When facing bankruptcy, one of the most pressing concerns for many individuals is the fate of their personal assets, specifically their vehicles. A car is not just a symbol of independence; it’s also a lifeline that enables people to commute to work, take their kids to school, or even make a living. But can you keep your car during bankruptcy? The answer is not a simple yes or no, as it largely depends on the specifics of your financial situation and the type of bankruptcy filed. Here a Chapter 7 bankruptcy lawyer breaks down what you need to know.
What Happens to Cars in Bankruptcy
In the realm of bankruptcy, cars are considered assets and therefore can be affected by the proceedings. In Chapter 7 bankruptcy, non-exempt assets are liquidated to pay off creditors. However, each state has its own exemption laws that may allow you to keep your car. If the equity in your car is less than the allowable exemption, you can typically keep it.
Chapter 13 bankruptcy works differently. Instead of liquidating assets, you’re put on a payment plan to repay some or all of your debts over time. In this case, you’ll likely be able to keep your car, as long as you continue making payments.
How Reaffirmations Work
Reaffirmation is a legal procedure in which you agree to continue paying a secured debt, like a car loan, even though you’re going through bankruptcy. By signing a reaffirmation agreement, you’re essentially promising your lender that you’ll honor the original contract. This allows you to keep your car during and after bankruptcy. However, it’s important to consult with a bankruptcy attorney before entering into such an agreement.
Is it a Good Idea to Keep Your Car?
This question is subjective and depends on your unique situation. If your car loan has a high interest rate, or if the car’s value is less than what you owe, it may not be wise to reaffirm the debt. However, if your car is essential for your livelihood and you can afford the payments, it might make sense to keep it. It’s crucial to weigh the pros and cons and potentially seek professional advice.
Redemption is another option for keeping your car in bankruptcy. In a redemption, you pay the lender the replacement value of the car in a lump sum. This is often less than the total amount you owe, potentially saving you money in the long run. However, redemptions require you to have the necessary funds available, which might be challenging when facing bankruptcy.

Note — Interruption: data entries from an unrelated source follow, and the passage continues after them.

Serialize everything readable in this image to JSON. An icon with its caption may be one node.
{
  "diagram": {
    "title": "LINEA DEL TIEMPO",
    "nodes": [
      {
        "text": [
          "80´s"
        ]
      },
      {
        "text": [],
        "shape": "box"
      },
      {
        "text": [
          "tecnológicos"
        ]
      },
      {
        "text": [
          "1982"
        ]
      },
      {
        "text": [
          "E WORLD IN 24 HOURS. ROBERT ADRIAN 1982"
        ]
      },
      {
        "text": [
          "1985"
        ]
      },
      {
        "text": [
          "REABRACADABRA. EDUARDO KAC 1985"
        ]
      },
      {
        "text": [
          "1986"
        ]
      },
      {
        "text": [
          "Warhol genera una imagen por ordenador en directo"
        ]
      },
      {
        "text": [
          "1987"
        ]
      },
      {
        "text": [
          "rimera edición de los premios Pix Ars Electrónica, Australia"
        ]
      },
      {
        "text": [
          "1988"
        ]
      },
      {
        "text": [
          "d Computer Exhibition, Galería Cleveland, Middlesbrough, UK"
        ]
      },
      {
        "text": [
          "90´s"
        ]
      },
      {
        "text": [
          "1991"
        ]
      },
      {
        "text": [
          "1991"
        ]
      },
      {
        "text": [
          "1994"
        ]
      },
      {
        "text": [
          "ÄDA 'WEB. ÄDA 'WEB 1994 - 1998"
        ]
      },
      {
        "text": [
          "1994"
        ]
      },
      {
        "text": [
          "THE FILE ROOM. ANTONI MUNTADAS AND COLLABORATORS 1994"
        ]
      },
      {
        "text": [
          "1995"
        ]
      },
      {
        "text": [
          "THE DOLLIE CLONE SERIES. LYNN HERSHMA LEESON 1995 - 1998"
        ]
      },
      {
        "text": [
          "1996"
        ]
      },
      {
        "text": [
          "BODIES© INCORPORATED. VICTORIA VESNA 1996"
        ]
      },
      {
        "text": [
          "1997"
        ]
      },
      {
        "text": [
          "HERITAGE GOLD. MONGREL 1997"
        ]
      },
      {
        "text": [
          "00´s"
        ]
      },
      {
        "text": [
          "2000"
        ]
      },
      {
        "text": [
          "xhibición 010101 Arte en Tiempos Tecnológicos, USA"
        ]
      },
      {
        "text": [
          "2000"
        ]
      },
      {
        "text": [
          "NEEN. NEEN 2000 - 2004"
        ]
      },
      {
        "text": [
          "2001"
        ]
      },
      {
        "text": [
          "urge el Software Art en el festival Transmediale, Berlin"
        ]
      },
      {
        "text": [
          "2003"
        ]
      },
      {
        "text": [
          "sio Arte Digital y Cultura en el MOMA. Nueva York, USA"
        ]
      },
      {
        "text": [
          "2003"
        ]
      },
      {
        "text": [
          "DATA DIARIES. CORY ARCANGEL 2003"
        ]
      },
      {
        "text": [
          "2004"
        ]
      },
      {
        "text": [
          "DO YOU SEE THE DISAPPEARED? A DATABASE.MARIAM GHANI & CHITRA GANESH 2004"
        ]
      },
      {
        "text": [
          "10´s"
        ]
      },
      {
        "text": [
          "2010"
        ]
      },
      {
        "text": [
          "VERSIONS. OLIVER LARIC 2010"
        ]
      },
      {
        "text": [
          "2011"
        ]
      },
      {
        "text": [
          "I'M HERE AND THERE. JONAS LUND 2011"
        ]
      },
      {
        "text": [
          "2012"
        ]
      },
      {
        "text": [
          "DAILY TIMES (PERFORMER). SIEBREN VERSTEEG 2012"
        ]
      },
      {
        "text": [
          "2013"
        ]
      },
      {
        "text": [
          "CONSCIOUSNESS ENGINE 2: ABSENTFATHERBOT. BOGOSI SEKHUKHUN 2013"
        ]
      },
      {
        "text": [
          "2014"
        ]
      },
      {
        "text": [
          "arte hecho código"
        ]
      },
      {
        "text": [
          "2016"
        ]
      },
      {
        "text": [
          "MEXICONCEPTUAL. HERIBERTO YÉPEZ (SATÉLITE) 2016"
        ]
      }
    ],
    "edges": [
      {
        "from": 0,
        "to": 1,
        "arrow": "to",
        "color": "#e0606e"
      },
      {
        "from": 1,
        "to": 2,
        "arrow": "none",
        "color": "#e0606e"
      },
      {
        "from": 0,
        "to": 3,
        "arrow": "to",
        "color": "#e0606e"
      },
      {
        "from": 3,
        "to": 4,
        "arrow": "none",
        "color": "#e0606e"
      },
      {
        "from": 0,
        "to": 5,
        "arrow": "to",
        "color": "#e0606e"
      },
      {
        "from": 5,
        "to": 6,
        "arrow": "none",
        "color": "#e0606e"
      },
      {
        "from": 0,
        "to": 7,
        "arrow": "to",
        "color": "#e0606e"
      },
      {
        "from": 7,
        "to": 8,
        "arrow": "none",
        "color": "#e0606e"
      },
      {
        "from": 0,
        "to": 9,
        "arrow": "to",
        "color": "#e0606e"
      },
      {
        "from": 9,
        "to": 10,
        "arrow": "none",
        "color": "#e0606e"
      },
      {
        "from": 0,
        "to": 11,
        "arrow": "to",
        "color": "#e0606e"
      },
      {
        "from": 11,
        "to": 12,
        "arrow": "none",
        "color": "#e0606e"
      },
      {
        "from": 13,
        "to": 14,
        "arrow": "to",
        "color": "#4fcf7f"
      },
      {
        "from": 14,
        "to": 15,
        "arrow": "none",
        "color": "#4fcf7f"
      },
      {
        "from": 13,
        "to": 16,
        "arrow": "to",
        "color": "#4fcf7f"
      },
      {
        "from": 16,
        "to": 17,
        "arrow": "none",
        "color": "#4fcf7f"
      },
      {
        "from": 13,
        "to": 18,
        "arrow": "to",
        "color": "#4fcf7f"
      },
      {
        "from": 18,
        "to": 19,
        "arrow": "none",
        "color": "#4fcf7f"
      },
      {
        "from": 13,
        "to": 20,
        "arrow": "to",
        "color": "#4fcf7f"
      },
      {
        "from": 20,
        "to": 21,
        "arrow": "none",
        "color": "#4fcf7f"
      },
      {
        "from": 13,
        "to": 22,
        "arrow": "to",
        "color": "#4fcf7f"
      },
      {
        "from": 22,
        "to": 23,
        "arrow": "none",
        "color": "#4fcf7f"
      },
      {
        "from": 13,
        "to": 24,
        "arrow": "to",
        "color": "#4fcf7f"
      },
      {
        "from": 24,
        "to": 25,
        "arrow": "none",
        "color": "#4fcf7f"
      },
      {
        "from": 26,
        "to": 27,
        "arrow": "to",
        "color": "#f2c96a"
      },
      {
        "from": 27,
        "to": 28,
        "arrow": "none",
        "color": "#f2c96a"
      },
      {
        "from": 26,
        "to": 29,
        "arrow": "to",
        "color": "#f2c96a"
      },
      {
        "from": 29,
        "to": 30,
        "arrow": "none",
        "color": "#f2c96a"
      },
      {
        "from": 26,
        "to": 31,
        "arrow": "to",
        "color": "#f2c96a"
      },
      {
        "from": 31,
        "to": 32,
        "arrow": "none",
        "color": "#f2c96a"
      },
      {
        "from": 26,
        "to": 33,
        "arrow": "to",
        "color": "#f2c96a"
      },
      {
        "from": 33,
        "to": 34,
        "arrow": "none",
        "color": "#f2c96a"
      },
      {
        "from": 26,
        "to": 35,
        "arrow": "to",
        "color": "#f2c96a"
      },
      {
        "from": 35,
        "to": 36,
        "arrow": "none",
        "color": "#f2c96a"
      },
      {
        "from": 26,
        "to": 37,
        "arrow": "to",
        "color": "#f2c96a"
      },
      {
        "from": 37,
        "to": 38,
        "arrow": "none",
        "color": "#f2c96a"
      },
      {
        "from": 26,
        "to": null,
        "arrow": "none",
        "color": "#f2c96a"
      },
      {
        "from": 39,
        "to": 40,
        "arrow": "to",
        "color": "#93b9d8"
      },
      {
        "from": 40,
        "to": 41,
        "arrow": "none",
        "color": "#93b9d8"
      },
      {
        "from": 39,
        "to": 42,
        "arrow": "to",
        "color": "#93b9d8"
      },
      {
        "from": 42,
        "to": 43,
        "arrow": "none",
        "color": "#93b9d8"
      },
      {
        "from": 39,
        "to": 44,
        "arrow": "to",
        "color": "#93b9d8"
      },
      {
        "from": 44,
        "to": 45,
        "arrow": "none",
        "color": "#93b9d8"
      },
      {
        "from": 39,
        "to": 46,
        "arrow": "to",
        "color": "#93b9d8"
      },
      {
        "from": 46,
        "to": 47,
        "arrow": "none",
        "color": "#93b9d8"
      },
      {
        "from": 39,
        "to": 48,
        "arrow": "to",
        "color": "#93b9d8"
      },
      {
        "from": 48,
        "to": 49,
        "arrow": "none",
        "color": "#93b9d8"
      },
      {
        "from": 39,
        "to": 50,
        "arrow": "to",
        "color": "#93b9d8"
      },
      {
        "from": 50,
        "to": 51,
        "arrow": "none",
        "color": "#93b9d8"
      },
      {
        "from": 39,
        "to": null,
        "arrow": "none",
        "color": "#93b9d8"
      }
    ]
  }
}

Cross Collateralization from Credit Unions
If you have a car loan with a credit union, you may encounter a situation known as cross-collateralization. This is when the credit union uses collateral from one loan (like a car loan) to secure another loan. In a bankruptcy scenario, this can complicate matters, as discharging one debt might still leave you with the obligation to repay the car loan due to the cross-collateralization clause.